It’s always nice to sit down and meet with CTAs face-to-face. It goes back to that qualitative element of due diligence in managed futures that Attain emphasizes. We’re not going to recommend a program that we can’t express faith in, and nothing can solidify (or decimate) faith in a program the way looking a manager in the eye does.
Such was the case in yesterday’s meeting with the folks from Sunrise Capital. A larger ($10 million minimum) program based in San Diego, Sunrise is no stranger to the managed futures space, with an extensive track record and attractive pedigree of staff. For us, though, the appeal is in the way they distinguish themselves from their peers. Their flagship program is, in some ways, a traditional trend following program that stems from manager Gary Davis’ and Rick Slaughter’s self-taught stylistics; in the case of Rick, since his college days. When it comes to industry reputation and reverence, they are in the Bill Eckhardt and Richard Dennis category, and were on the ground level as managed futures blossomed in the 1970’s. But that may be where the comparisons to industry stalwarts end, only because their risk management approach is so sophisticated and nuanced that it seems to put them in a category all their own.

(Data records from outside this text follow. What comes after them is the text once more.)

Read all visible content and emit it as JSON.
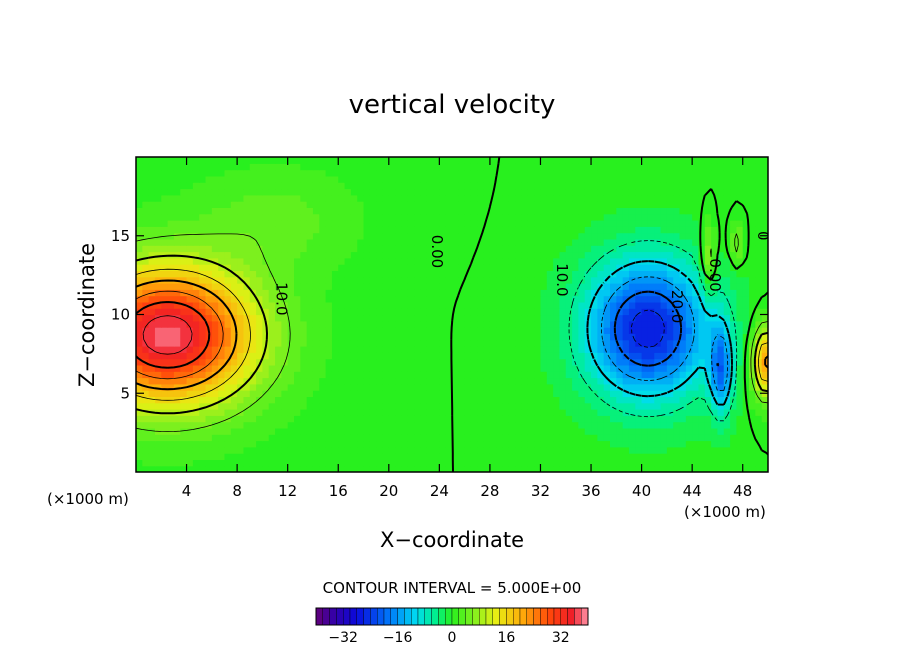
{
  "chart_data": {
    "type": "heatmap",
    "title": "vertical velocity",
    "xlabel": "X−coordinate",
    "ylabel": "Z−coordinate",
    "x_unit_left": "(×1000 m)",
    "x_unit_right": "(×1000 m)",
    "xlim": [
      0,
      50
    ],
    "ylim": [
      0,
      20
    ],
    "x_ticks": [
      4,
      8,
      12,
      16,
      20,
      24,
      28,
      32,
      36,
      40,
      44,
      48
    ],
    "y_ticks": [
      5,
      10,
      15
    ],
    "x_tick_labels": [
      "4",
      "8",
      "12",
      "16",
      "20",
      "24",
      "28",
      "32",
      "36",
      "40",
      "44",
      "48"
    ],
    "y_tick_labels": [
      "5",
      "10",
      "15"
    ],
    "contour_interval_text": "CONTOUR INTERVAL = 5.000E+00",
    "contour_interval": 5,
    "contour_labels": [
      {
        "text": "10.0",
        "x": 11.5,
        "z": 11.0
      },
      {
        "text": "0.00",
        "x": 23.8,
        "z": 14.0
      },
      {
        "text": "10.0",
        "x": 33.7,
        "z": 12.2
      },
      {
        "text": "20.0",
        "x": 42.8,
        "z": 10.5
      },
      {
        "text": "0.00",
        "x": 45.8,
        "z": 12.5
      },
      {
        "text": "0",
        "x": 49.6,
        "z": 15.0
      }
    ],
    "features": [
      {
        "name": "updraft",
        "x": 2.0,
        "z": 8.3,
        "peak": 38
      },
      {
        "name": "downdraft",
        "x": 40.5,
        "z": 8.8,
        "peak": -27
      },
      {
        "name": "downdraft-small",
        "x": 46.3,
        "z": 6.5,
        "peak": -30
      },
      {
        "name": "updraft-edge",
        "x": 49.8,
        "z": 7.0,
        "peak": 22
      }
    ],
    "colorbar": {
      "min": -40,
      "max": 40,
      "tick_values": [
        -32,
        -16,
        0,
        16,
        32
      ],
      "tick_labels": [
        "−32",
        "−16",
        "0",
        "16",
        "32"
      ],
      "colormap": "rainbow (purple-blue-cyan-green-yellow-red-pink)"
    },
    "grid": false,
    "legend": "colorbar-bottom"
  }
}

How do we mean? As one of many examples, their approach to the traditional trend following’s “letting profits run” may seem like heresy to a subscriber to the Turtle philosophy. While a traditional trend follower looks to latch on to a trend until its end, ultimately giving up some profits at the end of the trade as their models confirm the trend is over, Sunrise manages risk utilizing profit targets and a range of other statistical techniques. As a trend matures, their systems, using a complex interweaving of technical indicators to determine appropriate levels of aggression, will begin to scale back their positions. This approach may best be described as respect for the laws of gravity. What goes up must come down, and in acknowledgement of the violent nature of trend reversions and corrections, they would rather have less client capital at stake the higher they go. Statistically speaking, the higher they go, the more likely it is that things will go back down, and they’d rather limit the upside to some extent in order to minimize the downside on the trade.
This was really just the tip of the iceberg, and there’s a lot more we’d like to find out before we start making any recommendations, but we look forward to learning more about Sunrise and what they have to offer. That being said, it was certainly nice to look them in the eye as the strategy was explained, and thus far, we are cautiously optimistic about what we see.